Bank of Ireland fundraising to involve purchase of Government shares

Bank will raise more than €500 million in equity

Bank of Ireland is expected to publish details this morning of a fund

raising that will involve the acquisition of the Government’s €1.8 billion preference shares in the bank.

The Irish Times has learned the bank will raise more than €500 million in new equity and will use the money to purchase a portion of the preference shares.

The balance of the preference shares will then be sold to existing shareholders, it is understood.

READ MORE

Announcements are expected from the bank and the Department of Finance today and will come as Minister for Finance Michael Noonan travels to London to meet with investors and the media.

The preference shares date back to 2009 when the State provided a bailout to the bank.

The fundraising will bring to €4.1 billion the amount generated by the State from the financial sector over the past two years, including the €1.3 billion sale of Irish Life and the €1 billion redemption by Bank of Ireland of contingent convertible capital notes.

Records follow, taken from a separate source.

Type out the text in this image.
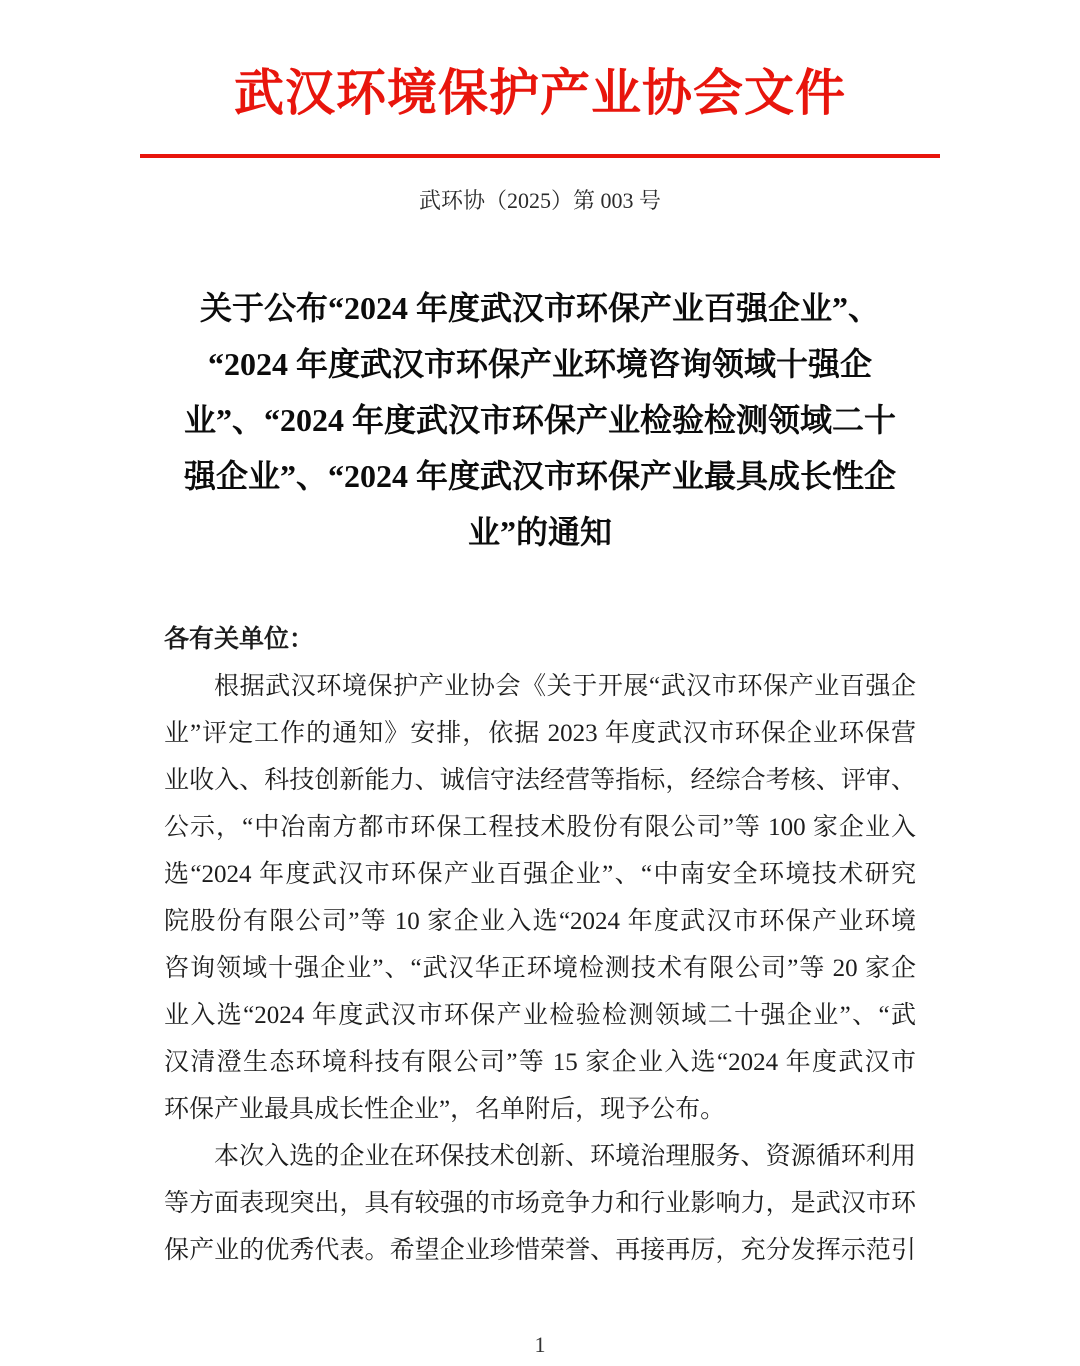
武汉环境保护产业协会文件
武环协（2025）第 003 号
关于公布“2024 年度武汉市环保产业百强企业”、
“2024 年度武汉市环保产业环境咨询领域十强企
业”、“2024 年度武汉市环保产业检验检测领域二十
强企业”、“2024 年度武汉市环保产业最具成长性企
业”的通知
各有关单位：
根据武汉环境保护产业协会《关于开展“武汉市环保产业百强企
业”评定工作的通知》安排，依据 2023 年度武汉市环保企业环保营
业收入、科技创新能力、诚信守法经营等指标，经综合考核、评审、
公示，“中冶南方都市环保工程技术股份有限公司”等 100 家企业入
选“2024 年度武汉市环保产业百强企业”、“中南安全环境技术研究
院股份有限公司”等 10 家企业入选“2024 年度武汉市环保产业环境
咨询领域十强企业”、“武汉华正环境检测技术有限公司”等 20 家企
业入选“2024 年度武汉市环保产业检验检测领域二十强企业”、“武
汉清澄生态环境科技有限公司”等 15 家企业入选“2024 年度武汉市
环保产业最具成长性企业”，名单附后，现予公布。
本次入选的企业在环保技术创新、环境治理服务、资源循环利用
等方面表现突出，具有较强的市场竞争力和行业影响力，是武汉市环
保产业的优秀代表。希望企业珍惜荣誉、再接再厉，充分发挥示范引
1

The latest fundraising is thought to have been the reason Bank of Ireland issued such a comprehensive statement on Monday about the balance-sheet assessments carried out recently by the Central Bank.

Bank of Ireland said the Central Bank's findings were that it needed to make additional provisions for bad loans of about €1.3 billion.

'Range of options'

The bank indicated it disagreed with this assessment

and said it was in “ongoing engagement” with the regulator on the matter.

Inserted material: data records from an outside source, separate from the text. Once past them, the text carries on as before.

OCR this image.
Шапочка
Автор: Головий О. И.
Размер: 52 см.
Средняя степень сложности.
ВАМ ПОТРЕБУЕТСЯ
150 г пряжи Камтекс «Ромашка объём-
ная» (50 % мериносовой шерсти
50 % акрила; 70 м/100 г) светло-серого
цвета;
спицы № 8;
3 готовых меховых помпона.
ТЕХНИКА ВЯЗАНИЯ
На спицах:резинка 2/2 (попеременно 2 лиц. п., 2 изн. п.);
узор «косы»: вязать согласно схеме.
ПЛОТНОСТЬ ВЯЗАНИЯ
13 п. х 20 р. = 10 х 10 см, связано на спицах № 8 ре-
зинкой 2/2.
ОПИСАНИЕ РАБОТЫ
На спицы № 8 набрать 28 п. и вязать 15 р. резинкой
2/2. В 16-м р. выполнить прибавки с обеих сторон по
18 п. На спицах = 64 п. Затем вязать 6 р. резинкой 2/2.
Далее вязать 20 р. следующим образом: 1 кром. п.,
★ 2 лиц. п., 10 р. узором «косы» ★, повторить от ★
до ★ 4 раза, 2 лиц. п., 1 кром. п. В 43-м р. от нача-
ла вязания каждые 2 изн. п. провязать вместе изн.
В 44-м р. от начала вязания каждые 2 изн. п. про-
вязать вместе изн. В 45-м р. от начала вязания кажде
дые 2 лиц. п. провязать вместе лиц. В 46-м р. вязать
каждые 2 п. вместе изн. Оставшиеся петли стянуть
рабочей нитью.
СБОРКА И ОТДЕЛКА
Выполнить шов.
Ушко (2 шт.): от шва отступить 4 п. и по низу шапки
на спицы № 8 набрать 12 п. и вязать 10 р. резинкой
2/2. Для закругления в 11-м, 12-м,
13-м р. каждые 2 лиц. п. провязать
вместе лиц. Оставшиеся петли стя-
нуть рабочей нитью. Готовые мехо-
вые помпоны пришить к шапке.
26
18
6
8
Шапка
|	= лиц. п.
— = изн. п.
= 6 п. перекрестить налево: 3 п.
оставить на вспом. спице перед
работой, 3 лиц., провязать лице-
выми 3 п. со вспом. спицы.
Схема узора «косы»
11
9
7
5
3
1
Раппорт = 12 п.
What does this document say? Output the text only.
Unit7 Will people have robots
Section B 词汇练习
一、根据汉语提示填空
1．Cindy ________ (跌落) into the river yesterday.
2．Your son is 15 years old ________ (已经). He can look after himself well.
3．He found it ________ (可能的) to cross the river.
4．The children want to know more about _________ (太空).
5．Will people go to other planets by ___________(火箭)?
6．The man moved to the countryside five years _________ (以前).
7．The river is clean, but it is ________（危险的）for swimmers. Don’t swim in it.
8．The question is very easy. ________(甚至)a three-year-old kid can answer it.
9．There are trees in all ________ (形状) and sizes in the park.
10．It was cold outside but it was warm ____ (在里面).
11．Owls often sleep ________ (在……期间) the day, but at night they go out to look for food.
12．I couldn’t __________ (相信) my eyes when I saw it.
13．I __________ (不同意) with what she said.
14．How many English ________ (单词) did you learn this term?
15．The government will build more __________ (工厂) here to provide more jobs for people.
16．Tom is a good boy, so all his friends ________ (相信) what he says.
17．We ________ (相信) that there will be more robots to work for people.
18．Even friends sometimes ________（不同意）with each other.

By contrast, AIB and Permanent TSB made no comments on the Central Bank’s findings on their provisioning and stated only that they had adequate levels of capital following the assessments, which related to June 30th.

Neither Bank of Ireland nor the department would comment last night.

The preference shares have proved to be a good earner for the Government. Bank of Ireland paid a cash dividend on the shares of €188.3 million in each of the past two years and €214.5 million in 2011.

It remains to be seen when the preference shares will be redeemed from the State.

Bank of Ireland is entitled to purchase the 1.8 million preference shares, in whole or part, at €1 each before March 31st, 2014, with the consent of the Central Bank. After that date, the price rises to €1.25 a share, which would increase the total cost to the bank to €2.25 billion.